Forget the Dow Jones average or the prime rate. If you want to know
how the economy is really doing -- check the boob job index. Plastic
surgeons report people are getting antsy about spending big bucks for
bigger breasts or a nose job. The Wall Street Journal reported that
the slowdown was a hot topic at a recent meeting of the American Society
of Plastic Surgeons in Baltimore.
Pittsburgh plastic surgeon Dr. J. Peter Rubin said the mortgage credit
crisis is making people think twice. And it's not just the plastic surgeons
feeling the pinch. The Journal reports the number of vision-correction
surgeries appears to be falling, too.
For a while at least, the distance between those who can afford to
maintain a youthful-looking appearance, increasingly a sign of privilege,
and the merely plain, the unretouched have-nots, will likely widen.

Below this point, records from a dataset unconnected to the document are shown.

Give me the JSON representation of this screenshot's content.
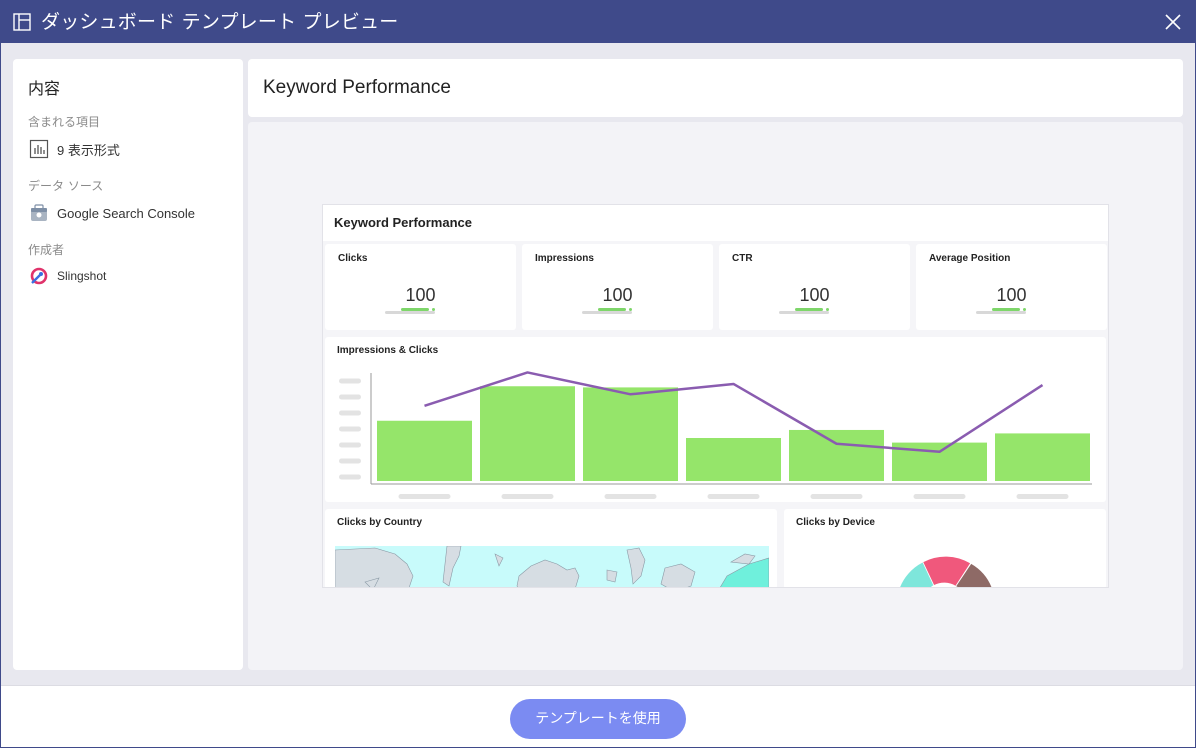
{
  "window": {
    "title": "ダッシュボード テンプレート プレビュー",
    "title_icon": "layout-icon",
    "close_icon": "close-icon"
  },
  "sidebar": {
    "heading": "内容",
    "sections": [
      {
        "label": "含まれる項目",
        "value": "9 表示形式",
        "icon": "bar-chart-icon"
      },
      {
        "label": "データ ソース",
        "value": "Google Search Console",
        "icon": "google-search-console-icon"
      },
      {
        "label": "作成者",
        "value": "Slingshot",
        "icon": "slingshot-logo-icon"
      }
    ]
  },
  "header": {
    "title": "Keyword Performance"
  },
  "dashboard": {
    "title": "Keyword Performance",
    "kpis": [
      {
        "label": "Clicks",
        "value": "100"
      },
      {
        "label": "Impressions",
        "value": "100"
      },
      {
        "label": "CTR",
        "value": "100"
      },
      {
        "label": "Average Position",
        "value": "100"
      }
    ],
    "combo_title": "Impressions & Clicks",
    "country_title": "Clicks by Country",
    "device_title": "Clicks by Device"
  },
  "chart_data": {
    "type": "bar",
    "title": "Impressions & Clicks",
    "categories": [
      "",
      "",
      "",
      "",
      "",
      "",
      ""
    ],
    "series": [
      {
        "type": "bar",
        "values": [
          55,
          85,
          84,
          40,
          47,
          36,
          44
        ],
        "color": "#95e56a"
      },
      {
        "type": "line",
        "values": [
          68,
          97,
          78,
          87,
          35,
          28,
          86
        ],
        "color": "#8a5cb0"
      }
    ],
    "ylim": [
      0,
      100
    ],
    "grid": false
  },
  "footer": {
    "use_button": "テンプレートを使用"
  },
  "colors": {
    "titlebar": "#3f4a8a",
    "accent_button": "#7b8bf2",
    "bar": "#95e56a",
    "line": "#8a5cb0"
  }
}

New technologies will soon be available to draw in well-off patients
who might never have thought of cosmetic enhancement. Dr. Steven A.
Teitelbaum, a plastic surgeon in Santa Monica, Calif., predicted that
the next milestone would be the control of tissue formation, whether
to reduce scarring or grow new tissues. When surgeons can selectively
grow tissue in the breast, Dr. Teitelbaum said, patients may face less
risk than if they, for example, receive breast implants, which can rupture
and cause complications and must also be replaced every few years. "When
we can control scarring we can do operations we don't even think of
now because of the massive scar formation," he said.